Wandertouren

TOUR 31: BHF BEXBACH – BLUMENGARTEN – BRUNNENPFAD

Es sind jene ganz besonderen Momente beim Gehen.
Jene Momente, in denen ich nicht mehr versuche, etwas Bestimmtes zu tun oder zu erreichen, jene Momente, in denen ich eine Geduld in mir spüre, die Zeit allein nicht zu brechen vermag, in denen aus meinem Denken alles Vordergründige und Unwichtige verschwindet und es durchdrungen ist von einer großen Klarheit.
Jene Momente, in denen nichts anderes von Bedeutung ist als das Hier und Jetzt.
Ich atme gleichsam die Stille ein.
Ich inhaliere so etwas wie innere Zufriedenheit oder Glück oder wie immer man es nennen will.
Sie gehen natürlich vorüber, jene besonderen Momente.
Doch etwas davon bleibt, als Gefühl, als Widerhall.
Jetzt. Immer.

Es ist Anfang März, also nicht mehr so richtig Winter, aber auch noch nicht so richtig Frühling.
Es ist windig und mild und nirgendwo am Himmel zeigt sich auch nur die Andeutung einer Andeutung künftigen Regens.
Ich trabe vom Bahnhof aus auf direktem Wege zum Blumengarten, der rasch erreicht ist.
Die Frage, ob es sinnvoll ist, um diese Jahreszeit einen Blumengarten aufzusuchen, stellt sich mir nicht. Er existiert, er ist nur einen Kilometer vom Bahnhof entfernt, also will ich ihn mir ansehen.

Einen Farbenschock muss ich heute natürlich nicht befürchten.

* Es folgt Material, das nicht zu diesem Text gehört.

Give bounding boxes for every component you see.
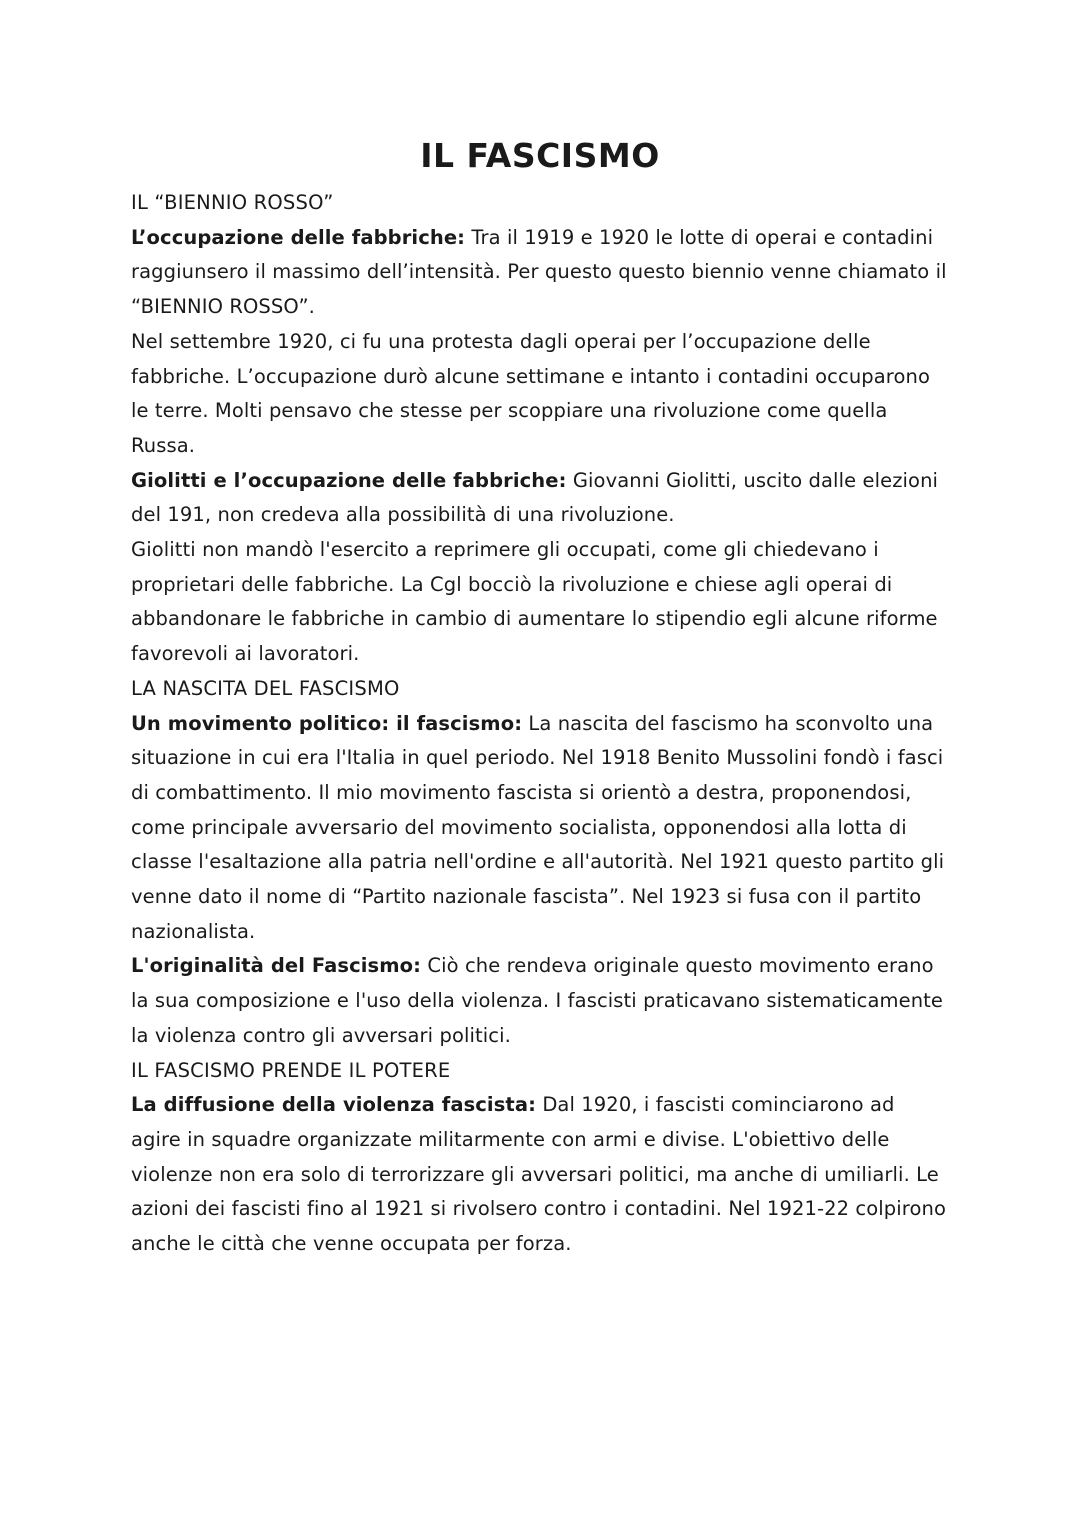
paragraph-text: La nascita del fascismo ha sconvolto una situazione in cui era l'Italia in quel periodo. Nel 1918 Benito Mussolini fondò i fasci di combattimento. Il mio movimento fascista si orientò a destra, proponendosi, come principale avversario del movimento socialista, opponendosi alla lotta di classe l'esaltazione alla patria nell'ordine e all'autorità. Nel 1921 questo partito gli venne dato il nome di “Partito nazionale fascista”. Nel 1923 si fusa con il partito nazionalista. (131, 711, 945, 943)
section-heading-biennio-rosso: IL “BIENNIO ROSSO” (131, 191, 334, 214)
paragraph-text: Nel settembre 1920, ci fu una protesta dagli operai per l’occupazione delle fabbriche. L’occupazione durò alcune settimane e intanto i contadini occuparono le terre. Molti pensavo che stesse per scoppiare una rivoluzione come quella Russa. (131, 329, 931, 457)
paragraph-movimento-politico (131, 707, 949, 950)
paragraph-lead: L’occupazione delle fabbriche: (131, 225, 466, 249)
paragraph-text: Dal 1920, i fascisti cominciarono ad agire in squadre organizzate militarmente con armi e divise. L'obiettivo delle violenze non era solo di terrorizzare gli avversari politici, ma anche di umiliarli. Le azioni dei fascisti fino al 1921 si rivolsero contro i contadini. Nel 1921-22 colpirono anche le città che venne occupata per forza. (131, 1093, 946, 1256)
paragraph-text: Tra il 1919 e 1920 le lotte di operai e contadini raggiunsero il massimo dell’intensità. Per questo questo biennio venne chiamato il “BIENNIO ROSSO”. (131, 225, 947, 319)
paragraph-settembre-1920 (131, 325, 949, 464)
paragraph-text: Ciò che rendeva originale questo movimento erano la sua composizione e l'uso della violenza. I fascisti praticavano sistematicamente la violenza contro gli avversari politici. (131, 954, 944, 1047)
document-title: IL FASCISMO (420, 136, 660, 175)
paragraph-occupazione-fabbriche (131, 221, 949, 325)
paragraph-giolitti-esercito (131, 533, 949, 672)
section-heading-prende-potere: IL FASCISMO PRENDE IL POTERE (131, 1058, 451, 1082)
paragraph-lead: L'originalità del Fascismo: (131, 954, 422, 978)
paragraph-lead: Un movimento politico: il fascismo: (131, 711, 523, 735)
section-heading-nascita-fascismo: LA NASCITA DEL FASCISMO (131, 676, 400, 700)
paragraph-text: Giolitti non mandò l'esercito a reprimere gli occupati, come gli chiedevano i proprietari delle fabbriche. La Cgl bocciò la rivoluzione e chiese agli operai di abbandonare le fabbriche in cambio di aumentare lo stipendio egli alcune riforme favorevoli ai lavoratori. (131, 538, 938, 666)
paragraph-originalita (131, 949, 949, 1053)
paragraph-lead: La diffusione della violenza fascista: (131, 1093, 537, 1117)
paragraph-lead: Giolitti e l’occupazione delle fabbriche: (131, 468, 567, 492)
paragraph-text: Giovanni Giolitti, uscito dalle elezioni del 191, non credeva alla possibilità di una rivoluzione. (131, 468, 939, 527)
document-page (131, 132, 949, 1262)
paragraph-diffusione-violenza (131, 1088, 949, 1262)
paragraph-giolitti (131, 464, 949, 533)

Aber es gibt immerhin ein paar ganz nett anzuschauende Bäume, eine Jupitersäule und auch ein paar Exponate des Bergbaumuseums, das sich ebenfalls auf dem Gelände des Blumengartens befindet.
Einen Besuch des Museums behalte ich mir allerdings für eine spätere Tour vor.

Vom Blumengarten aus mache ich mich dann auf in Richtung Brunnenpfad.
Der offizielle Startpunkt des Pfades ist zu weit entfernt, also habe ich beschlossen, an einem markanten Punkt irgendwo auf der Strecke einzusteigen und von dort aus dann später zum Bahnhof zurückzukehren. Auch bis dorthin sind es aber immerhin rund vier Kilometer.

Ich gehe schnell.
Es existiert schließlich auch kein irgendwie plausibler Grund, langsam zu gehen, denn außer einer recht ansehnlichen Kirche gibt es nichts, was wirklich meine Aufmerksamkeit fesseln könnte.
Anfangs sind die Straßen noch ziemlich belebt, später dafür leerer als Vampirsärge bei Nacht.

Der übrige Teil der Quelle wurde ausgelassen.